Ninety-two years ago today word was flashed over the nation that Fort Sumpter had been fired upon by the South. This proved to be the opening action of the great Civil War. President Lincoln issued a call for troops and in a few weeks armies were on the move.
The news had been ominous for a number of weeks prior to this fateful April 14. After the election of Abraham Lincoln as president of the United States in November, 1860, the country was plunged into feverish excitement over the problems arising out of the secession of the southern states. The news of the day was so much in demand that the local weekly newspaper, the Northern Indianian put out a daily news-sheet during the crisis.
The Northern Indianian office was located on the third floor of the building which was then known as the Shane grocery building. Incidentally the building is still standing today although the third floor has been removed. Judd's Drug Store occupies the downstairs floor of the building today.
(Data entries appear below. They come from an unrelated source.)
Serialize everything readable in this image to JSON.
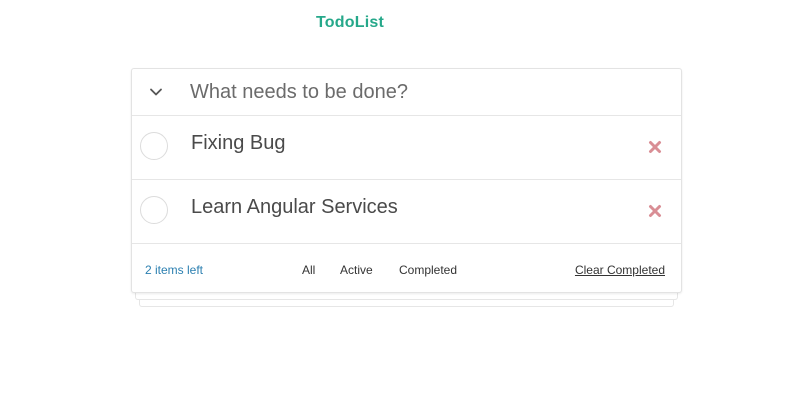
{
  "app": {
    "title": "TodoList"
  },
  "new_todo": {
    "placeholder": "What needs to be done?",
    "value": "",
    "toggle_icon": "chevron-down-icon"
  },
  "todos": [
    {
      "label": "Fixing Bug",
      "completed": false,
      "destroy_icon": "close-icon"
    },
    {
      "label": "Learn Angular Services",
      "completed": false,
      "destroy_icon": "close-icon"
    }
  ],
  "footer": {
    "items_left": "2 items left",
    "filters": {
      "all": "All",
      "active": "Active",
      "completed": "Completed"
    },
    "clear_completed": "Clear Completed"
  },
  "colors": {
    "title": "#26a88a",
    "items_left": "#2b7fb0",
    "destroy": "#d98e95",
    "chevron": "#555555"
  }
}
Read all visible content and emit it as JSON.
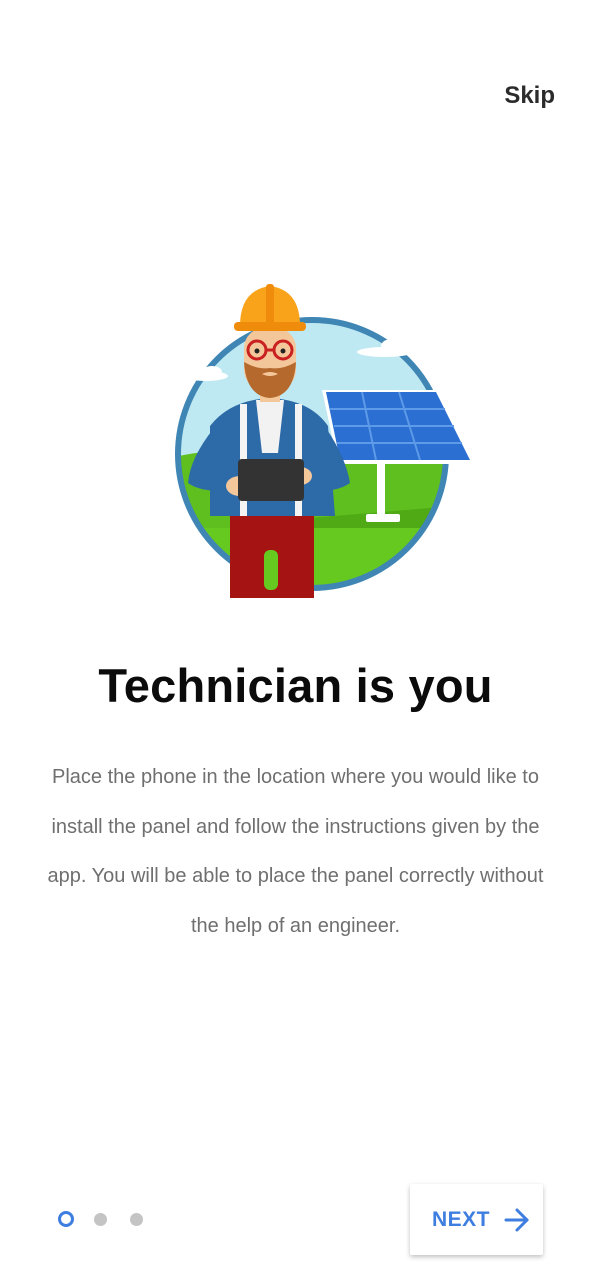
{
  "header": {
    "skip_label": "Skip"
  },
  "slide": {
    "title": "Technician is you",
    "description": "Place the phone in the location where you would like to install the panel and follow the instructions given by the app. You will be able to place the panel correctly without the help of an engineer.",
    "illustration_icon": "technician-solar-panel-illustration"
  },
  "pager": {
    "total": 3,
    "current": 1
  },
  "footer": {
    "next_label": "NEXT",
    "next_icon": "arrow-right-icon"
  },
  "colors": {
    "accent": "#3d7ee0",
    "title": "#0b0b0b",
    "body_text": "#6f6f6f",
    "dot_inactive": "#c4c4c4"
  }
}
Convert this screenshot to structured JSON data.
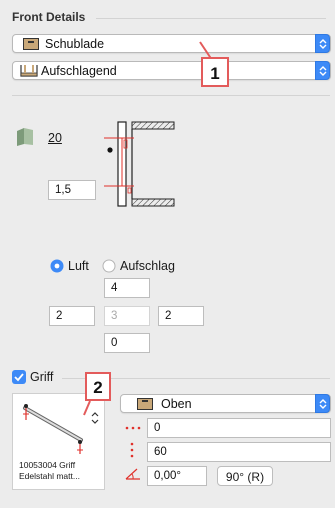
{
  "front_details": {
    "section_title": "Front Details",
    "type_popup": {
      "value": "Schublade",
      "icon": "drawer-icon"
    },
    "mount_popup": {
      "value": "Aufschlagend",
      "icon": "overlay-mount-icon"
    },
    "callout_1": "1",
    "material": {
      "value": "20",
      "icon": "material-swatch-icon"
    },
    "thickness_field": "1,5",
    "radio_options": [
      {
        "label": "Luft",
        "selected": true
      },
      {
        "label": "Aufschlag",
        "selected": false
      }
    ],
    "gap_fields": {
      "top": "4",
      "left": "2",
      "center": "3",
      "right": "2",
      "bottom": "0"
    }
  },
  "griff": {
    "checkbox_label": "Griff",
    "checked": true,
    "callout_2": "2",
    "preview_caption_line1": "10053004 Griff",
    "preview_caption_line2": "Edelstahl matt...",
    "position_popup": {
      "value": "Oben",
      "icon": "handle-top-icon"
    },
    "offset_field": "0",
    "height_field": "60",
    "angle_field": "0,00°",
    "rotate_button": "90° (R)"
  },
  "colors": {
    "accent": "#3d8af7",
    "callout_border": "#e35b5b",
    "dimension_red": "#e0302a"
  }
}
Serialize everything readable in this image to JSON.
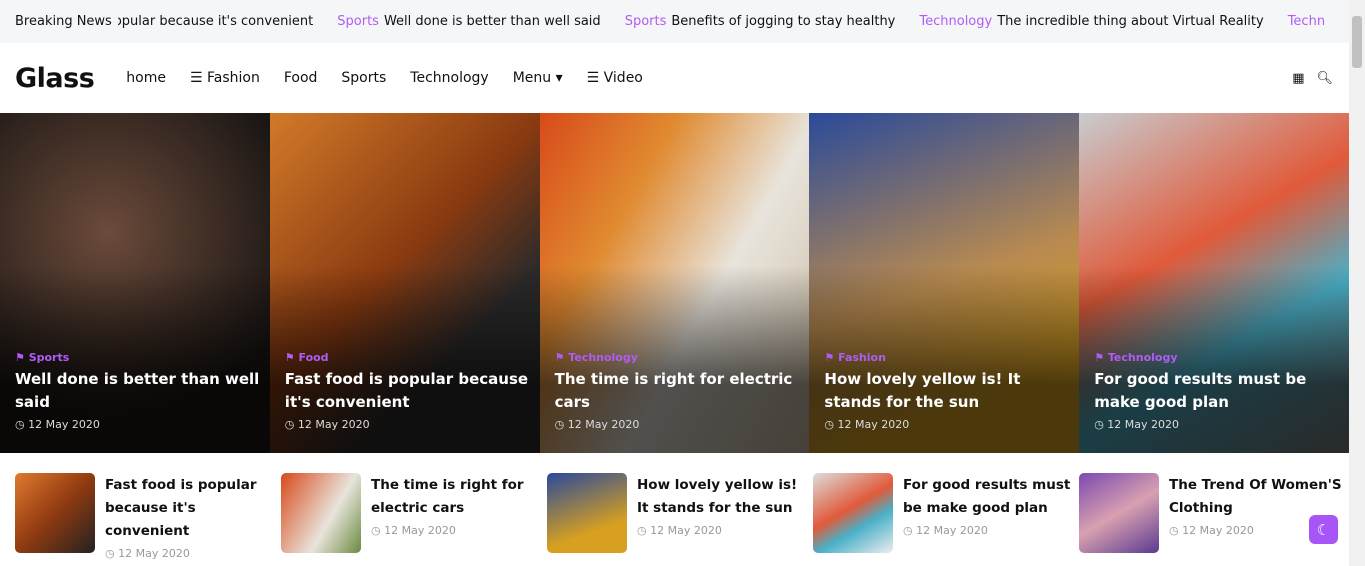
{
  "ticker": {
    "label": "Breaking News",
    "items": [
      {
        "category": "",
        "title": "opular because it's convenient"
      },
      {
        "category": "Sports",
        "title": "Well done is better than well said"
      },
      {
        "category": "Sports",
        "title": "Benefits of jogging to stay healthy"
      },
      {
        "category": "Technology",
        "title": "The incredible thing about Virtual Reality"
      },
      {
        "category": "Techn",
        "title": ""
      }
    ]
  },
  "header": {
    "logo": "Glass",
    "nav": [
      "home",
      "☰ Fashion",
      "Food",
      "Sports",
      "Technology",
      "Menu ▾",
      "☰ Video"
    ]
  },
  "hero": [
    {
      "category": "Sports",
      "title": "Well done is better than well said",
      "date": "12 May 2020",
      "bg": "radial-gradient(circle at 40% 35%,#6b4a3a,#1a1614 70%)"
    },
    {
      "category": "Food",
      "title": "Fast food is popular because it's convenient",
      "date": "12 May 2020",
      "bg": "linear-gradient(135deg,#d27a2a,#8a3a10 45%,#2a2a2a 70%)"
    },
    {
      "category": "Technology",
      "title": "The time is right for electric cars",
      "date": "12 May 2020",
      "bg": "linear-gradient(120deg,#d84a1a,#e08a30 30%,#e8e4dc 60%,#c8b8a0)"
    },
    {
      "category": "Fashion",
      "title": "How lovely yellow is! It stands for the sun",
      "date": "12 May 2020",
      "bg": "linear-gradient(160deg,#2a4a9a,#b88a50 50%,#d8a020 80%)"
    },
    {
      "category": "Technology",
      "title": "For good results must be make good plan",
      "date": "12 May 2020",
      "bg": "linear-gradient(150deg,#c8ccd0,#e05a3a 40%,#4ab0c8 65%,#777)"
    }
  ],
  "list": [
    {
      "title": "Fast food is popular because it's convenient",
      "date": "12 May 2020",
      "bg": "linear-gradient(135deg,#e07a30,#903a10 50%,#222)"
    },
    {
      "title": "The time is right for electric cars",
      "date": "12 May 2020",
      "bg": "linear-gradient(120deg,#d84a1a,#e8e4dc 60%,#6a8a40)"
    },
    {
      "title": "How lovely yellow is! It stands for the sun",
      "date": "12 May 2020",
      "bg": "linear-gradient(160deg,#2a4a9a,#d8a020 70%)"
    },
    {
      "title": "For good results must be make good plan",
      "date": "12 May 2020",
      "bg": "linear-gradient(150deg,#ddd,#e05a3a 45%,#4ab0c8 65%,#eee)"
    },
    {
      "title": "The Trend Of Women'S Clothing",
      "date": "12 May 2020",
      "bg": "linear-gradient(150deg,#7a4ab0,#d8a0b0 50%,#5a3a90)"
    }
  ],
  "accent": "#b05cf5"
}
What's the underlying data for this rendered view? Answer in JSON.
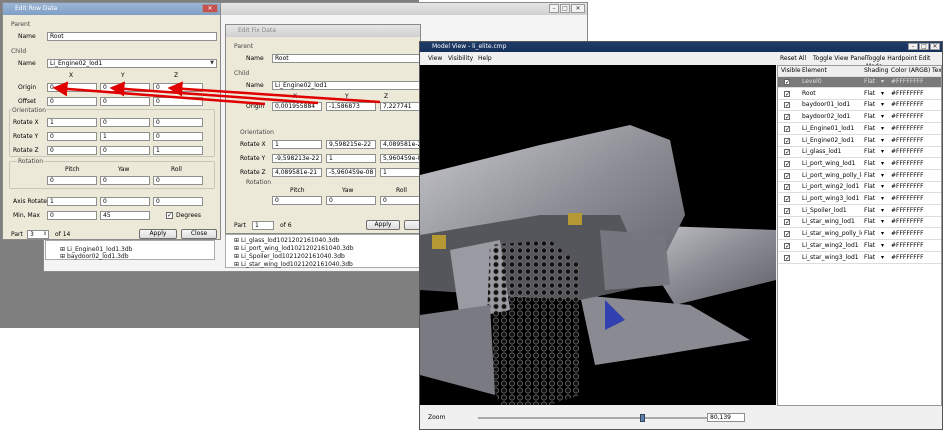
{
  "edit_row_dialog": {
    "title": "Edit Row Data",
    "parent_section": "Parent",
    "parent_name_label": "Name",
    "parent_name_value": "Root",
    "child_section": "Child",
    "child_name_label": "Name",
    "child_name_value": "Li_Engine02_lod1",
    "col_x": "X",
    "col_y": "Y",
    "col_z": "Z",
    "origin_label": "Origin",
    "origin": [
      "0",
      "0",
      "0"
    ],
    "offset_label": "Offset",
    "offset": [
      "0",
      "0",
      "0"
    ],
    "orientation_section": "Orientation",
    "rotate_x_label": "Rotate X",
    "rotate_x": [
      "1",
      "0",
      "0"
    ],
    "rotate_y_label": "Rotate Y",
    "rotate_y": [
      "0",
      "1",
      "0"
    ],
    "rotate_z_label": "Rotate Z",
    "rotate_z": [
      "0",
      "0",
      "1"
    ],
    "rotation_section": "Rotation",
    "pitch_label": "Pitch",
    "yaw_label": "Yaw",
    "roll_label": "Roll",
    "rotation": [
      "0",
      "0",
      "0"
    ],
    "axis_rotate_label": "Axis Rotate",
    "axis_rotate": [
      "1",
      "0",
      "0"
    ],
    "min_max_label": "Min, Max",
    "min_max": [
      "0",
      "45"
    ],
    "degrees_label": "Degrees",
    "part_label": "Part",
    "part_value": "3",
    "part_of": "of 14",
    "apply_label": "Apply",
    "close_label": "Close"
  },
  "fix_dialog": {
    "title": "Edit Fix Data",
    "parent_section": "Parent",
    "parent_name_label": "Name",
    "parent_name_value": "Root",
    "child_section": "Child",
    "child_name_label": "Name",
    "child_name_value": "Li_Engine02_lod1",
    "col_x": "X",
    "col_y": "Y",
    "col_z": "Z",
    "origin_label": "Origin",
    "origin": [
      "0,001955884",
      "-1,586873",
      "7,227741"
    ],
    "orientation_section": "Orientation",
    "rotate_x_label": "Rotate X",
    "rotate_x": [
      "1",
      "9,598215e-22",
      "4,089581e-21"
    ],
    "rotate_y_label": "Rotate Y",
    "rotate_y": [
      "-9,598213e-22",
      "1",
      "5,960459e-08"
    ],
    "rotate_z_label": "Rotate Z",
    "rotate_z": [
      "4,089581e-21",
      "-5,960459e-08",
      "1"
    ],
    "rotation_section": "Rotation",
    "pitch_label": "Pitch",
    "yaw_label": "Yaw",
    "roll_label": "Roll",
    "rotation": [
      "0",
      "0",
      "0"
    ],
    "part_label": "Part",
    "part_value": "1",
    "part_of": "of 6",
    "apply_label": "Apply"
  },
  "back_tree": {
    "left_items": [
      "Li_Engine01_lod1.3db",
      "baydoor02_lod1.3db"
    ],
    "right_items": [
      "Li_glass_lod1021202161040.3db",
      "Li_port_wing_lod1021202161040.3db",
      "Li_Spoiler_lod1021202161040.3db",
      "Li_star_wing_lod1021202161040.3db"
    ]
  },
  "model_view": {
    "title": "Model View - li_elite.cmp",
    "menu": [
      "View",
      "Visibility",
      "Help"
    ],
    "toolbar": [
      "Reset All",
      "Toggle View Panel",
      "Toggle Hardpoint Edit Mode"
    ],
    "columns": [
      "Visible",
      "Element",
      "Shading",
      "Color (ARGB)",
      "Tex"
    ],
    "rows": [
      {
        "element": "Level0",
        "shading": "Flat",
        "color": "#FFFFFFFF",
        "checked": true,
        "selected": true
      },
      {
        "element": "Root",
        "shading": "Flat",
        "color": "#FFFFFFFF",
        "checked": true
      },
      {
        "element": "baydoor01_lod1",
        "shading": "Flat",
        "color": "#FFFFFFFF",
        "checked": true
      },
      {
        "element": "baydoor02_lod1",
        "shading": "Flat",
        "color": "#FFFFFFFF",
        "checked": true
      },
      {
        "element": "Li_Engine01_lod1",
        "shading": "Flat",
        "color": "#FFFFFFFF",
        "checked": true
      },
      {
        "element": "Li_Engine02_lod1",
        "shading": "Flat",
        "color": "#FFFFFFFF",
        "checked": true
      },
      {
        "element": "Li_glass_lod1",
        "shading": "Flat",
        "color": "#FFFFFFFF",
        "checked": true
      },
      {
        "element": "Li_port_wing_lod1",
        "shading": "Flat",
        "color": "#FFFFFFFF",
        "checked": true
      },
      {
        "element": "Li_port_wing_polly_lod1",
        "shading": "Flat",
        "color": "#FFFFFFFF",
        "checked": true
      },
      {
        "element": "Li_port_wing2_lod1",
        "shading": "Flat",
        "color": "#FFFFFFFF",
        "checked": true
      },
      {
        "element": "Li_port_wing3_lod1",
        "shading": "Flat",
        "color": "#FFFFFFFF",
        "checked": true
      },
      {
        "element": "Li_Spoiler_lod1",
        "shading": "Flat",
        "color": "#FFFFFFFF",
        "checked": true
      },
      {
        "element": "Li_star_wing_lod1",
        "shading": "Flat",
        "color": "#FFFFFFFF",
        "checked": true
      },
      {
        "element": "Li_star_wing_polly_lod1",
        "shading": "Flat",
        "color": "#FFFFFFFF",
        "checked": true
      },
      {
        "element": "Li_star_wing2_lod1",
        "shading": "Flat",
        "color": "#FFFFFFFF",
        "checked": true
      },
      {
        "element": "Li_star_wing3_lod1",
        "shading": "Flat",
        "color": "#FFFFFFFF",
        "checked": true
      }
    ],
    "zoom_label": "Zoom",
    "zoom_value": "80,139",
    "zoom_fraction": 0.72
  },
  "colors": {
    "arrow": "#e00000",
    "title_active": "#16305a"
  }
}
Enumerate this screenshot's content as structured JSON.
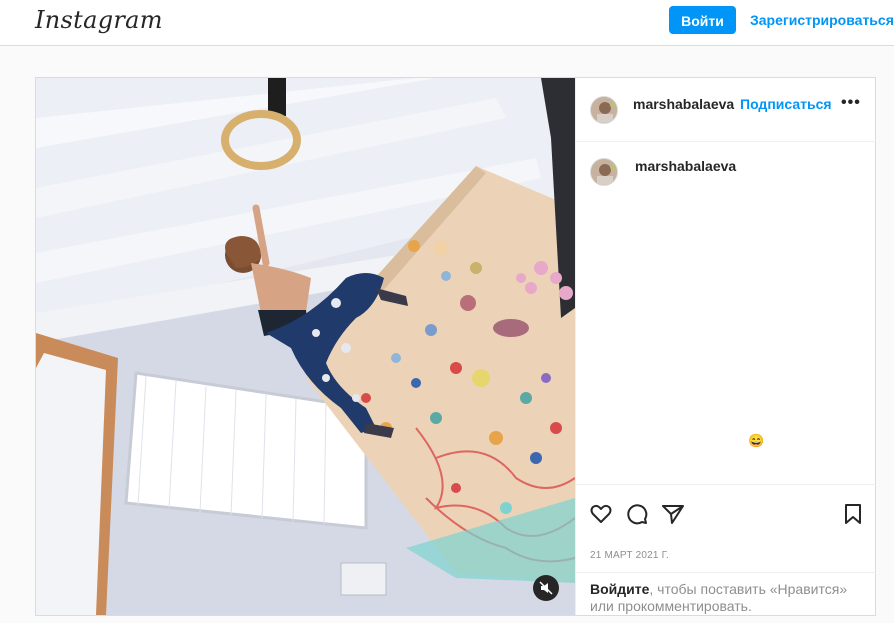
{
  "header": {
    "logo_text": "Instagram",
    "login_label": "Войти",
    "signup_label": "Зарегистрироваться"
  },
  "post": {
    "author": "marshabalaeva",
    "follow_label": "Подписаться",
    "more_icon": "more-options-icon",
    "caption_author": "marshabalaeva",
    "caption_emoji": "😄",
    "date": "21 МАРТ 2021 Г.",
    "login_prompt": {
      "link": "Войдите",
      "text": ", чтобы поставить «Нравится» или прокомментировать."
    },
    "icons": [
      "heart-icon",
      "comment-icon",
      "share-icon",
      "bookmark-icon",
      "mute-icon"
    ]
  },
  "colors": {
    "accent": "#0095f6",
    "border": "#dbdbdb",
    "muted_text": "#8e8e8e"
  }
}
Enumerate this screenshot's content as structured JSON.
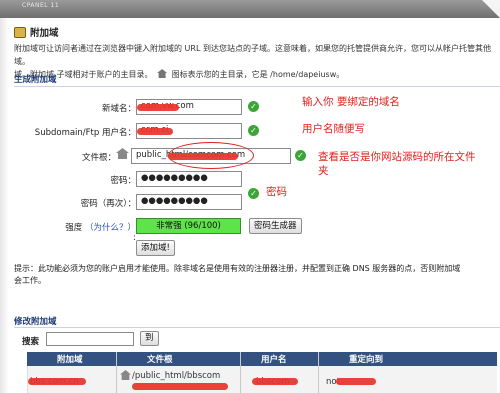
{
  "topbar": {
    "brand": "CPANEL 11"
  },
  "header": {
    "title": "附加域",
    "icon": "addon-domain-icon"
  },
  "description": {
    "line1": "附加域可让访问者通过在浏览器中键入附加域的 URL 到达您站点的子域。这意味着，如果您的托管提供商允许，您可以从帐户托管其他域。",
    "line2_a": "域。附加域 子域相对于账户的主目录。",
    "line2_b": "图标表示您的主目录，它是 /home/dapeiusw。"
  },
  "create_section": {
    "title": "生成附加域",
    "new_domain": {
      "label": "新域名：",
      "value": "com.vw.com"
    },
    "subdomain": {
      "label": "Subdomain/Ftp 用户名：",
      "value": "ccm.ci"
    },
    "docroot": {
      "label": "文件根：",
      "value": "public_html/comcom.com"
    },
    "password": {
      "label": "密码：",
      "value": "●●●●●●●●●"
    },
    "password_again": {
      "label": "密码（再次）：",
      "value": "●●●●●●●●●"
    },
    "strength": {
      "label": "强度",
      "help": "（为什么？）",
      "colon": ":",
      "value": "非常强 (96/100)"
    },
    "generator_button": "密码生成器",
    "add_button": "添加域",
    "add_button_suffix": "!"
  },
  "annotations": {
    "note1": "输入你 要绑定的域名",
    "note2": "用户名随便写",
    "note3_line1": "查看是否是你网站源码的所在文件",
    "note3_line2": "夹",
    "note4": "密码"
  },
  "tip": {
    "line1": "提示：此功能必须为您的账户启用才能使用。除非域名是使用有效的注册器注册，并配置到正确 DNS 服务器的点，否则附加域",
    "line2": "会工作。"
  },
  "modify_section": {
    "title": "修改附加域",
    "search_label": "搜索",
    "search_placeholder": "",
    "go_button": "到",
    "columns": [
      "附加域",
      "文件根",
      "用户名",
      "重定向到"
    ],
    "row": {
      "domain": "bbs.com.cn",
      "docroot": "/public_html/bbscom",
      "username": "bbscom",
      "redirect": "not"
    }
  },
  "colors": {
    "accent": "#34527f",
    "strength_green": "#5fe34a",
    "annotation_red": "#e0221d"
  }
}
The news of the firing on Ft. Sumpter spread rapidly through Warsaw and Kosciusko county. In writing about the day, Reuben Williams, the editor of the North Indianian stated that "there must have been eight hundred to one thousand person crowded around the building on the day the news arrived. As fast as the little paper was printed, it was flung out of the upper windows to the throng below where it was eagerly seized and zealously fought for and torn up in the excitement to procure a copy."
The dispatch announcing Lincoln's call for troops reached Warsaw the next day at about 11 a.m. Williams had handbills printed at once calling for a meeting of the citizens of the town and county to be held at Empire Hall in Warsaw that evening. Fifty men signed up for service on that first night. These fifty were not the first Kosciuskoans to enlist, however. In order to be the first to volunteer, three Warsaw men --Reuben Williams, Andrew S. Milice and Marsh H. Parks --went to the county auditor's office on the afternoon of April 15 and signed up. As there were no regular recruiting blanks available, the auditor made up one for the three eager volunteers.